Schneider attributes the bump in demand to several factors, including the USA’s 2021 exit from Afghanistan. That event prompted US partners – notably those in Europe – to likewise pull forces from the country. It also prompted a broad exodus of Afghan refugees, Schneider notes.
The effort relied entirely on aircraft, including military lifters and commercial charters.
“The Afghanistan withdrawal of troops and refugees… called attention for European countries… that their logistics systems are not up to date,” says Schneider.
Then came Russia’s February invasion of Ukraine, which further highlighted the need by European countries to update ageing military assets. That event is significantly driving up Western military spending, Schneider adds.
“The world will not be the same after the Russian-and-Ukrainian war,” Schneider says. “It initiated, or reinforced, strong interest” in the C-390.
Schneider also says such factors bode well for additional sales of Embraer’s single-engined Super Tucano – specifically, those examples used for pilot training.
Embraer launched the C-390 in 2009 with an order from the Brazilian air force for the KC-390 variant.
Powered by twin International Aero Engines V2500s, the jet can carry payloads weighing up to 26,000kg (57,320lb) and, when fully loaded, has 1,080nm (2,000km) of range, according to Embraer.

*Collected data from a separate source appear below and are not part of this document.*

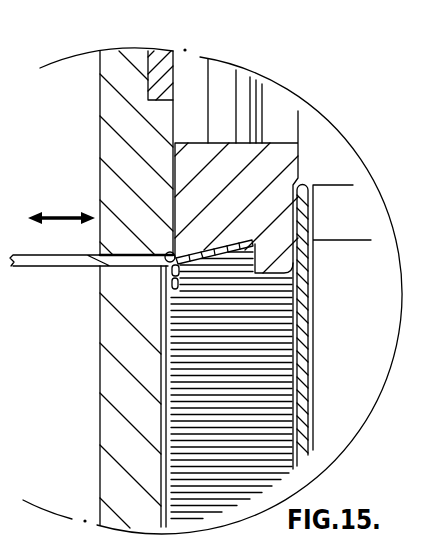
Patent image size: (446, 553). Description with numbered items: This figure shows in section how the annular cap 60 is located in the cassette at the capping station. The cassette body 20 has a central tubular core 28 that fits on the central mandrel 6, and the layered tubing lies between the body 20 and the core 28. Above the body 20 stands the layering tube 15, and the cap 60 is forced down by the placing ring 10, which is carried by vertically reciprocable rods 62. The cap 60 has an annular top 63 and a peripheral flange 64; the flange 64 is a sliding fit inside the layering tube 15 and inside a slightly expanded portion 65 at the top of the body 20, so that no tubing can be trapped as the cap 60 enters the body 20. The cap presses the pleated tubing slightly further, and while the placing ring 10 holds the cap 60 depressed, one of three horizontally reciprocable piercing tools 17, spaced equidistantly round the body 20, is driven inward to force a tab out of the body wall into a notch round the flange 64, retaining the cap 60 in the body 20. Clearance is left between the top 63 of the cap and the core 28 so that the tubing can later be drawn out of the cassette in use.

The central mandrel 6 is at (344, 366).
The placing ring 10 is at (316, 120).
The layering tube 15 is at (160, 60).
The piercing tool 17 is at (43, 267).
The cassette body 20 is at (157, 403).
The central tubular core 28 is at (298, 403).
The annular cap 60 is at (213, 234).
The vertically reciprocable rod 62 is at (229, 82).
The annular top 63 is at (183, 263).
The peripheral flange 64 is at (178, 300).
The slightly expanded portion 65 is at (167, 296).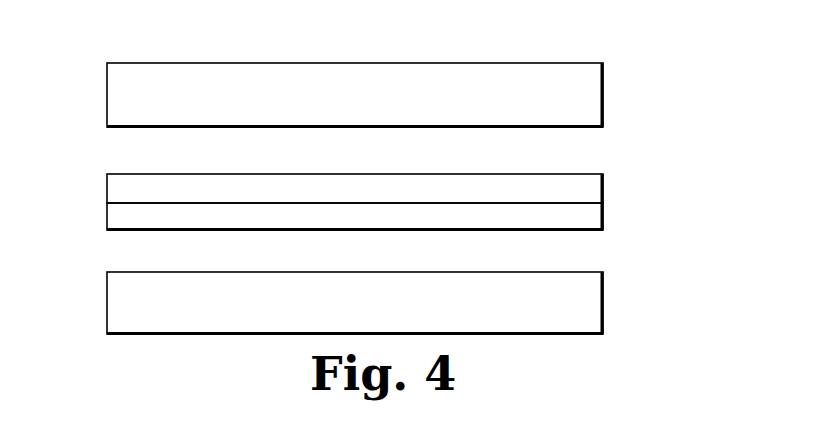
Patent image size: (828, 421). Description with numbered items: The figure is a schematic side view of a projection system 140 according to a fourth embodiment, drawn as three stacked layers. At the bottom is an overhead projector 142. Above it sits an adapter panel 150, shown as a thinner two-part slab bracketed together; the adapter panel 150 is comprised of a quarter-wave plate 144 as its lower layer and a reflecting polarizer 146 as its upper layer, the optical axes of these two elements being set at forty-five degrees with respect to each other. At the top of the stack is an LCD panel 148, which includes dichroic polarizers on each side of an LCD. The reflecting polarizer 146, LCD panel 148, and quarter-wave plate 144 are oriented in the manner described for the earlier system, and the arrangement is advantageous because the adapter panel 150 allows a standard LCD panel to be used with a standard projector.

The projection system 140 is at (623, 69).
The overhead projector 142 is at (573, 301).
The quarter-wave plate 144 is at (568, 213).
The reflecting polarizer 146 is at (590, 187).
The LCD panel 148 is at (573, 100).
The adapter panel 150 is at (101, 172).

The airframer pitches C-390s as capable of fulfilling a variety of missions, including aerial assault and resupply, medical evacuation, search and rescue, and air-to-air refuelling.
In February, news broke that Brazil’s air force had cut its number of KC-390 orders from 28 to 22, a result of budget constraints. Embraer also holds orders from Portugal for five of the aircraft, and from Hungary for two.
Schneider sees significantly greater demand, noting that the global fleet of medium-weight military airlifters stands at about 1,500 aircraft. Those – many of which are variants of Lockheed Martin’s venerable four-engined C-130 – have an average age of more than 30 years.
“These planes will have to be replaced,” Schneider says.